Morning Five: 07.05.13 Edition


  1. Brad Stevens, Brad Stevens, Brad Stevens. The talk of the college basketball world has been centered on the Wednesday afternoon announcement that the Butler head coach was leaving his post for the glamour and riches of the NBA’s Boston Celtics. Everyone, of course, has an opinion on this bold and very surprising move, so let’s sum up what folks are saying. First, from the Brad Stevens/Celtics side: Adrian Wojnarowski writes that Stevens represents the “changing face of [NBA] coaches” in its new era of statistical analytics; the Indy Star‘s Bob Kravitz says that he can’t blame Stevens for jumping to the league; Fox Sports‘ Reid Forgrave calls the move a “gutsy” one on the part of Danny Ainge and the Celtics; while‘s Ben Golliver argues that the Celtics’ decision to pluck a successful college head coach with no NBA experience is a worthwhile risk. As we tweeted when we heard the news on Wednesday, the move makes sense from a logical standpoint, but it just doesn’t feel right. Stevens embodied our perhaps romantic notion of a college lifer, and in the NBA, coaches are hired to be fired. It’s hard to see him not coming back to our game sooner rather than later.
  2. The other angle in this story is what will happen to Butler without Stevens now leading the program? As our own Chris Johnson writes, the loss of a superstar like Stevens cannot be overstated — the program will absolutely take a hit, regardless of who is chosen to replace him. The most recent report suggests that either Butler assistant Brandon Miller or Michigan assistant Lavall Jordan will get the job, with Miller presumably holding the inside track given the school’s 24-year run of promoting coaches from within the program (although Jordan has more Butler experience). The general sentiment among the hoops cognoscenti is that Butler will figure out a way to still be Butler.‘s Andy Glockner writes that Butler is in great position to remain relevant and successful, regardless of who they hire to take over for Stevens. The Sporting News‘ Mike DeCourcy thinks that the program may have a bit of a rude awakening with a new head coach suffering the indignities of a brutal Big East round-robin schedule next winter. But both Pat Forde and Matt Norlander move beyond that angle, arguing that college basketball as a whole is the real loser in Stevens’ move to the Celtics. Can’t disagree with that at all.

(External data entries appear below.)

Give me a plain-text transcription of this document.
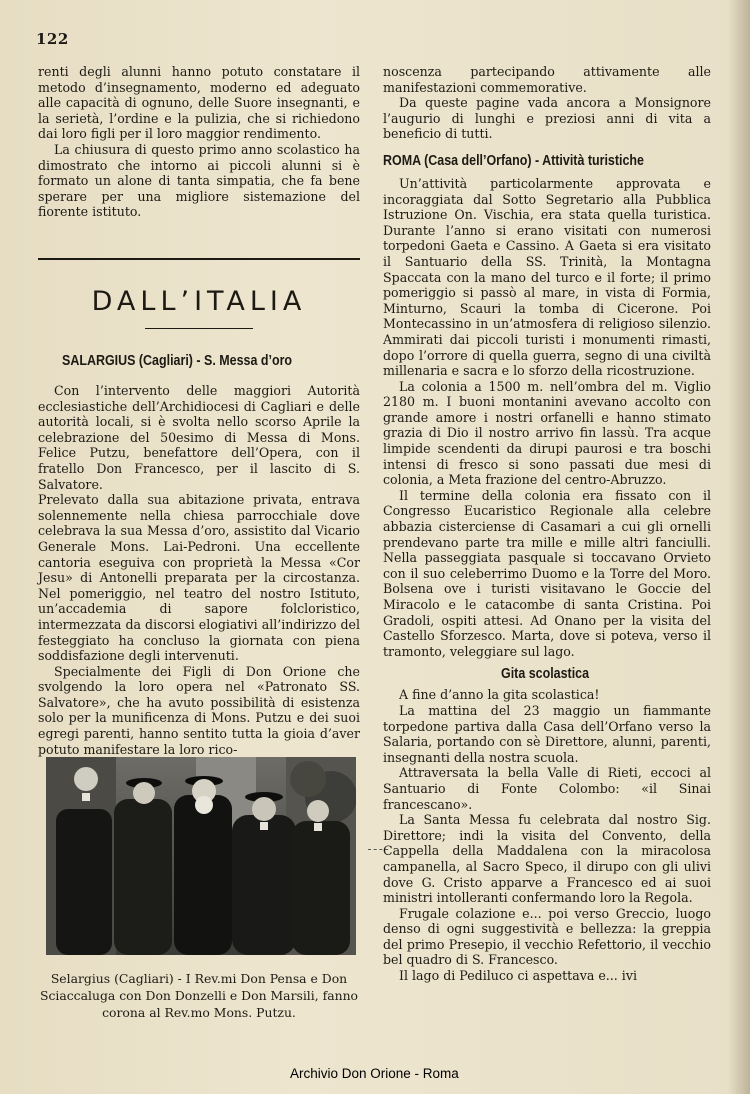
122

renti degli alunni hanno potuto constatare il metodo d’insegnamento, moderno ed adeguato alle capacità di ognuno, delle Suore insegnanti, e la serietà, l’ordine e la pulizia, che si richiedono dai loro figli per il loro maggior rendimento.

La chiusura di questo primo anno scolastico ha dimostrato che intorno ai piccoli alunni si è formato un alone di tanta simpatia, che fa bene sperare per una migliore sistemazione del fiorente istituto.

DALL’ITALIA
SALARGIUS (Cagliari) - S. Messa d’oro

Con l’intervento delle maggiori Autorità ecclesiastiche dell’Archidiocesi di Cagliari e delle autorità locali, si è svolta nello scorso Aprile la celebrazione del 50esimo di Messa di Mons. Felice Putzu, benefattore dell’Opera, con il fratello Don Francesco, per il lascito di S. Salvatore.

Prelevato dalla sua abitazione privata, entrava solennemente nella chiesa parrocchiale dove celebrava la sua Messa d’oro, assistito dal Vicario Generale Mons. Lai-Pedroni. Una eccellente cantoria eseguiva con proprietà la Messa «Cor Jesu» di Antonelli preparata per la circostanza. Nel pomeriggio, nel teatro del nostro Istituto, un’accademia di sapore folcloristico, intermezzata da discorsi elogiativi all’indirizzo del festeggiato ha concluso la giornata con piena soddisfazione degli intervenuti.

Specialmente dei Figli di Don Orione che svolgendo la loro opera nel «Patronato SS. Salvatore», che ha avuto possibilità di esistenza solo per la munificenza di Mons. Putzu e dei suoi egregi parenti, hanno sentito tutta la gioia d’aver potuto manifestare la loro rico-

Selargius (Cagliari) - I Rev.mi Don Pensa e Don Sciaccaluga con Don Donzelli e Don Marsili, fanno corona al Rev.mo Mons. Putzu.

noscenza partecipando attivamente alle manifestazioni commemorative.

Da queste pagine vada ancora a Monsignore l’augurio di lunghi e preziosi anni di vita a beneficio di tutti.

ROMA (Casa dell’Orfano) - Attività turistiche

Un’attività particolarmente approvata e incoraggiata dal Sotto Segretario alla Pubblica Istruzione On. Vischia, era stata quella turistica. Durante l’anno si erano visitati con numerosi torpedoni Gaeta e Cassino. A Gaeta si era visitato il Santuario della SS. Trinità, la Montagna Spaccata con la mano del turco e il forte; il primo pomeriggio si passò al mare, in vista di Formia, Minturno, Scauri la tomba di Cicerone. Poi Montecassino in un’atmosfera di religioso silenzio. Ammirati dai piccoli turisti i monumenti rimasti, dopo l’orrore di quella guerra, segno di una civiltà millenaria e sacra e lo sforzo della ricostruzione.

La colonia a 1500 m. nell’ombra del m. Viglio 2180 m. I buoni montanini avevano accolto con grande amore i nostri orfanelli e hanno stimato grazia di Dio il nostro arrivo fin lassù. Tra acque limpide scendenti da dirupi paurosi e tra boschi intensi di fresco si sono passati due mesi di colonia, a Meta frazione del centro-Abruzzo.

Il termine della colonia era fissato con il Congresso Eucaristico Regionale alla celebre abbazia cisterciense di Casamari a cui gli ornelli prendevano parte tra mille e mille altri fanciulli. Nella passeggiata pasquale si toccavano Orvieto con il suo celeberrimo Duomo e la Torre del Moro. Bolsena ove i turisti visitavano le Goccie del Miracolo e le catacombe di santa Cristina. Poi Gradoli, ospiti attesi. Ad Onano per la visita del Castello Sforzesco. Marta, dove si poteva, verso il tramonto, veleggiare sul lago.

Gita scolastica

A fine d’anno la gita scolastica!

La mattina del 23 maggio un fiammante torpedone partiva dalla Casa dell’Orfano verso la Salaria, portando con sè Direttore, alunni, parenti, insegnanti della nostra scuola.

Attraversata la bella Valle di Rieti, eccoci al Santuario di Fonte Colombo: «il Sinai francescano».

La Santa Messa fu celebrata dal nostro Sig. Direttore; indi la visita del Convento, della Cappella della Maddalena con la miracolosa campanella, al Sacro Speco, il dirupo con gli ulivi dove G. Cristo apparve a Francesco ed ai suoi ministri intolleranti confermando loro la Regola.

Frugale colazione e... poi verso Greccio, luogo denso di ogni suggestività e bellezza: la greppia del primo Presepio, il vecchio Refettorio, il vecchio bel quadro di S. Francesco.

Il lago di Pediluco ci aspettava e... ivi

Archivio Don Orione - Roma
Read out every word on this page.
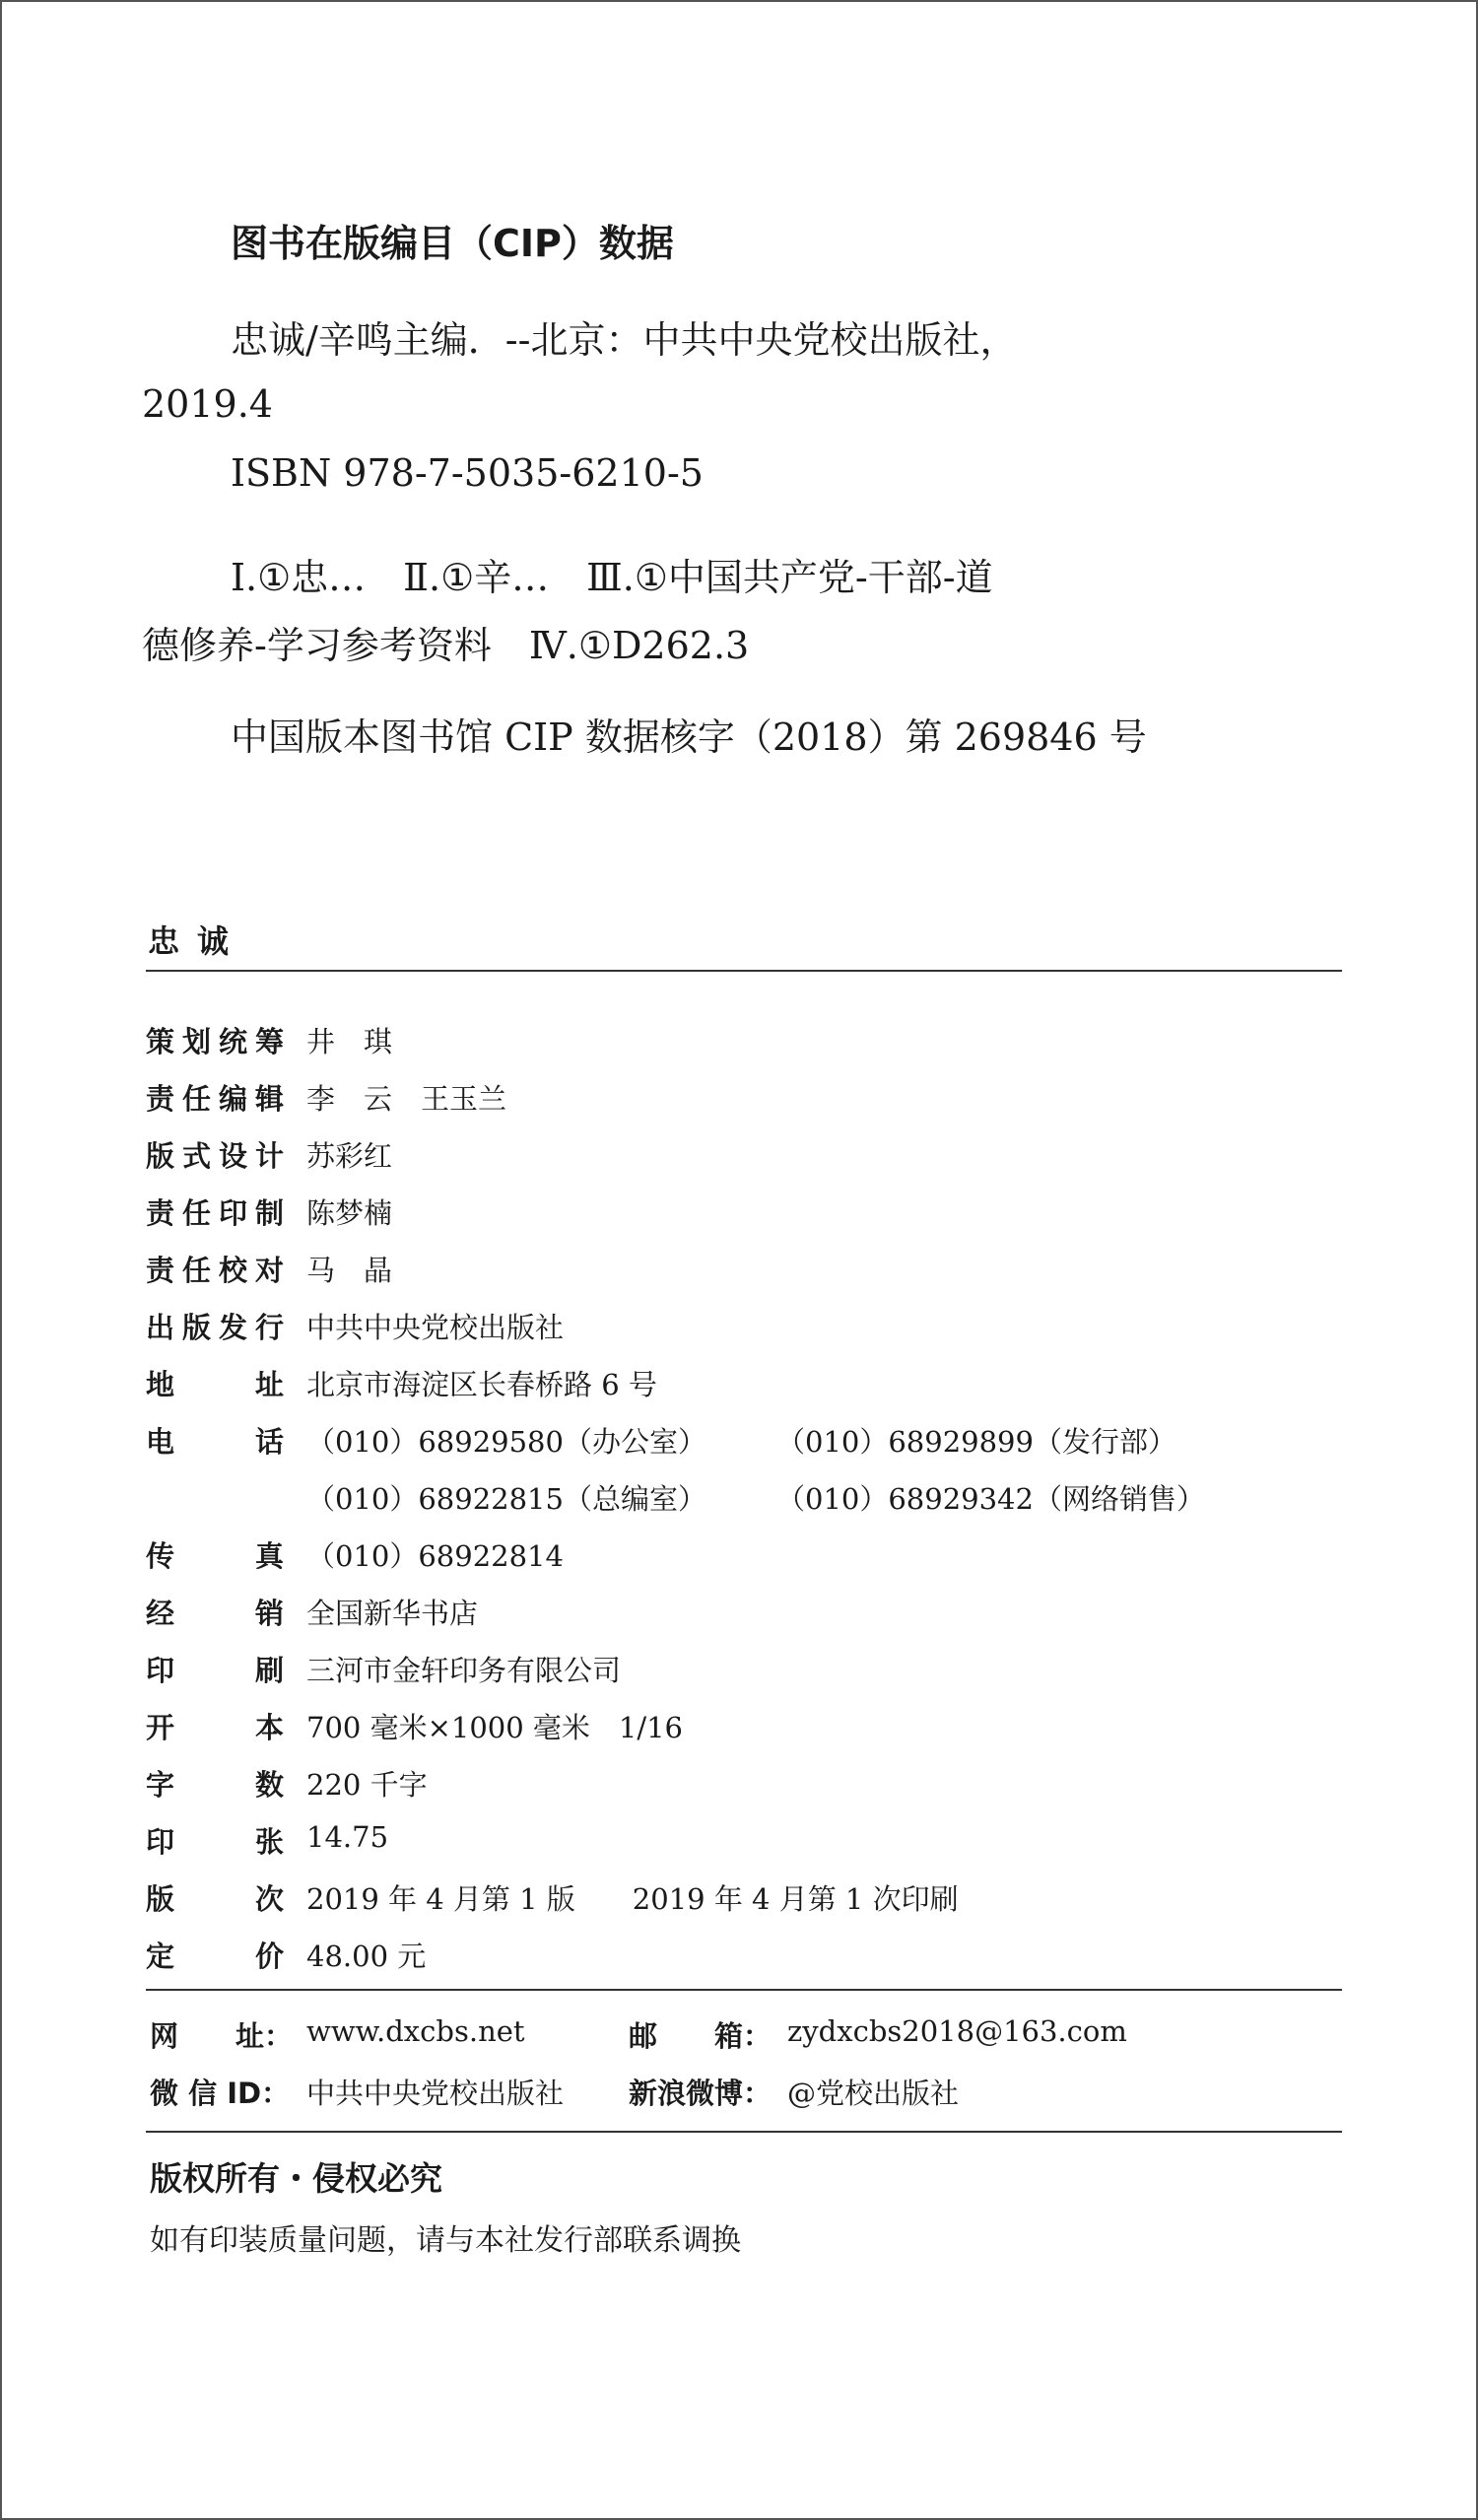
图书在版编目（CIP）数据
忠诚/辛鸣主编．--北京：中共中央党校出版社，
2019.4
ISBN 978-7-5035-6210-5
Ⅰ.①忠…　Ⅱ.①辛…　Ⅲ.①中国共产党-干部-道
德修养-学习参考资料　Ⅳ.①D262.3
中国版本图书馆 CIP 数据核字（2018）第 269846 号
忠诚
策划统筹 井　琪
责任编辑 李　云　王玉兰
版式设计 苏彩红
责任印制 陈梦楠
责任校对 马　晶
出版发行 中共中央党校出版社
地址 北京市海淀区长春桥路 6 号
电话 （010）68929580（办公室） （010）68929899（发行部）
（010）68922815（总编室） （010）68929342（网络销售）
传真 （010）68922814
经销 全国新华书店
印刷 三河市金轩印务有限公司
开本 700 毫米×1000 毫米　1/16
字数 220 千字
印张 14.75
版次 2019 年 4 月第 1 版　　2019 年 4 月第 1 次印刷
定价 48.00 元
网　　址： www.dxcbs.net	邮　　箱： zydxcbs2018@163.com
微 信 ID： 中共中央党校出版社 新浪微博： @党校出版社
版权所有・侵权必究
如有印装质量问题，请与本社发行部联系调换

  3. From a coach on the way out of the college game to one sticking around, Florida State’s Leonard Hamilton received an extension through 2016-17 (and a $750,000 raise, to boot) to remain in Tallahassee as the head coach of the Seminoles. The timing is somewhat surprising given that FSU last year suffered its worst season (18-16) in nearly a decade under Hamilton’s tutelage, but his previous four years of NCAA Tournament appearances and an ACC Championship certainly show that Hamilton has his program in overall good shape. His new salary of $2.25 million annually puts him second behind only Duke’s Mike Krzyzewski in terms of salaries among ACC coaches.
  4. We’re 51 weeks away from next season’s NBA Draft, but Mike DeCourcy took time during his Starting Five column this week to break down how he sees the top five picks going for 2014 (let’s just say that one-and-done is prominently featured). He also takes time to rip both FIBA — for its appalling lack of television broadcast options for the U-19 team — and Georgetown recruit LJ Peak, whose “psyche-out” trick using the school hats of suitors South Carolina and the Hoyas left a really bad taste in a lot of people’s mouths (ourselves included).
  5. Let’s finish the holiday week with some really good news on the health front: ESPN’s highlighter aficianado Digger Phelps has been declared cancer-free related to his bladder cancer diagnosis earlier this year. In just over one 12-month period, Phelps had survived both prostate and now bladder cancer, so it’s been a wild but ultimately successful year for the 72-year old television personality and former head coach. Phelps takes a lot of heat for some of his takes on ESPN’s Gameday show, but he’s always entertaining and we certainly hope that these health problems will remain behind him so that we can all enjoy many more years of green tie/highlighter pairings from January to March each season.